Fuller’s later Wichita and Dymaxion houses followed this
theme, re-tooling the highrise apartment concept for individual pre-fab
housing in the round.
Though these models failed to attract sufficient
support for mass
production, a subsequent project—the geodesic
dome—was one of Fuller’s greatest successes.
Embodying two of his key
catchphrases—“don’t fight
forces—use them” and “doing the most with
the least”— these freestanding structures could be
built easily and quickly, transported by air, and maximized interior
space relative to structure. The US military used them as helicopter
hangars and radar installations. Hippies used them as housing. The most
famous one was the US Pavilion at the 1967 Montreal Expo.
Fuller
approached problems with a rigorous scientific objectivity,
re-orienting the way of thinking about things by stripping them down to
basics. Though his ideas were sometimes too bare-bones—we
have him to thank for the unit bath (there’s a 1936 prototype
here)—Fuller’s ambitious goal was no less than a
total transformation of the world from a dysfunctional, unbalanced,
inefficient system to one where abundant wealth and good living were
equally shared by all citizens of the planet.

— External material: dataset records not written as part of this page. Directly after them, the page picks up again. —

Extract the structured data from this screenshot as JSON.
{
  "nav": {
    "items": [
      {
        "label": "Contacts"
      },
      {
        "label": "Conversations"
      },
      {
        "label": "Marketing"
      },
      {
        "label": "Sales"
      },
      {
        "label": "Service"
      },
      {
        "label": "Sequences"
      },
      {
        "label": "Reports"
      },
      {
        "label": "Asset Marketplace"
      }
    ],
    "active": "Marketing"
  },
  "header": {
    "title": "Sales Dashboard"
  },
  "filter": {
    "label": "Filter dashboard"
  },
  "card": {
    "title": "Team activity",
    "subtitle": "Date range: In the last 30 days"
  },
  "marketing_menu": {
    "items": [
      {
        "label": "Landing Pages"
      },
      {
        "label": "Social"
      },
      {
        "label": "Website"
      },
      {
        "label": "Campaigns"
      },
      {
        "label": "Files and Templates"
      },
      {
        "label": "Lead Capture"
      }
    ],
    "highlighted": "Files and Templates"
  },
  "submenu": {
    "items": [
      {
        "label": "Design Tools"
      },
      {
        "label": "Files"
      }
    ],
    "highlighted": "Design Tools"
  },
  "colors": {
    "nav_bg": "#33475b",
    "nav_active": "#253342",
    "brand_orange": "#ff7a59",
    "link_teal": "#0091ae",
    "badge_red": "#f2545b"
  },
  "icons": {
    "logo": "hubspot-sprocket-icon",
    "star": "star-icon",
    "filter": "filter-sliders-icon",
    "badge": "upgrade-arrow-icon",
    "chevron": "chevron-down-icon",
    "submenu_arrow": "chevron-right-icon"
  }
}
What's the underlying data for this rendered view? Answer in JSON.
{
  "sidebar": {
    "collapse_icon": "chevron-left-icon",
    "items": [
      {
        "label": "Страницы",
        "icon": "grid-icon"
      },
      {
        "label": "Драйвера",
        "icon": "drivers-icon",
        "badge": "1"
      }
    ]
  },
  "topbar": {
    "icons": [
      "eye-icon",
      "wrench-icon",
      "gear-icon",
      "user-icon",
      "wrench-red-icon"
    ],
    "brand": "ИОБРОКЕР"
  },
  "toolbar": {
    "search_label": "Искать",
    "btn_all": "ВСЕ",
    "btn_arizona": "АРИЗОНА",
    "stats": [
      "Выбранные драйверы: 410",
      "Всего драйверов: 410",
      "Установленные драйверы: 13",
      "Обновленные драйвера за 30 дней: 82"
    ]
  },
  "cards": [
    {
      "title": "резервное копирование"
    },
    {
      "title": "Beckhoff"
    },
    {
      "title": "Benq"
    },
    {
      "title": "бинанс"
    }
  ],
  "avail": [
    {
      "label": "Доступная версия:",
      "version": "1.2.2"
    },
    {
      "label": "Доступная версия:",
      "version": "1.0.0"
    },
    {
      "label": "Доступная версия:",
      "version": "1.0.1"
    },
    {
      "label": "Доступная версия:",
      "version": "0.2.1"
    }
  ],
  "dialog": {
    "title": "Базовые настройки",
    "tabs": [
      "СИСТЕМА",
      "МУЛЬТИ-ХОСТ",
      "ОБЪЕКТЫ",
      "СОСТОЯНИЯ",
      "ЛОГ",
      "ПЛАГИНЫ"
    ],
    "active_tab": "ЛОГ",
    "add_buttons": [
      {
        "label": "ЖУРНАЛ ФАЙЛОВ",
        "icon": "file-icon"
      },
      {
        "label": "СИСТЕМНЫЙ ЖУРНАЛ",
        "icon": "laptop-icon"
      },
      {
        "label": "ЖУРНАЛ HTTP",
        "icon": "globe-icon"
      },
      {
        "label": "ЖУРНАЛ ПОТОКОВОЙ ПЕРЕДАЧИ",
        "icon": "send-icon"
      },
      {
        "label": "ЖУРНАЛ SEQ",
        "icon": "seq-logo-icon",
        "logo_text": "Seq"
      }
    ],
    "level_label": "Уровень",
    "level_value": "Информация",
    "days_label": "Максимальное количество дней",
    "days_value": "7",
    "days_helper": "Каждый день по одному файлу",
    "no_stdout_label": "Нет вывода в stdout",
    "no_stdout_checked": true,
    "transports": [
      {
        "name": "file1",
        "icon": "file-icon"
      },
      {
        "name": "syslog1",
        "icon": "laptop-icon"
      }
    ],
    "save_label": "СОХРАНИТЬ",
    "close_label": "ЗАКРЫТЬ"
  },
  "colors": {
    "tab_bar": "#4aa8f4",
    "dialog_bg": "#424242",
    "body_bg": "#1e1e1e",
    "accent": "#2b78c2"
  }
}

Fuller’s faith in humanity can seem
fanciful. His
revolutionary Dymaxion World Map posits the continents as one island in
one great sea, “This Spaceship Earth” where all
inhabitants are joined together in solving problems and redistributing
resources. Bumper sticker wisdom like “think global, act
local” (a Fuller coinage) reflects a well-intentioned desire
to change the world, but relies on an overreaching altruism counter to
a human nature that seems to be inherently selfish. And, fortunately or
not, he offered no
practical fix for that.
_______________________________________
This exhibition was held Feb-May 2002 at Watari-Um
Museum of Contemporary Art in Aoyama, Tokyo, Japan.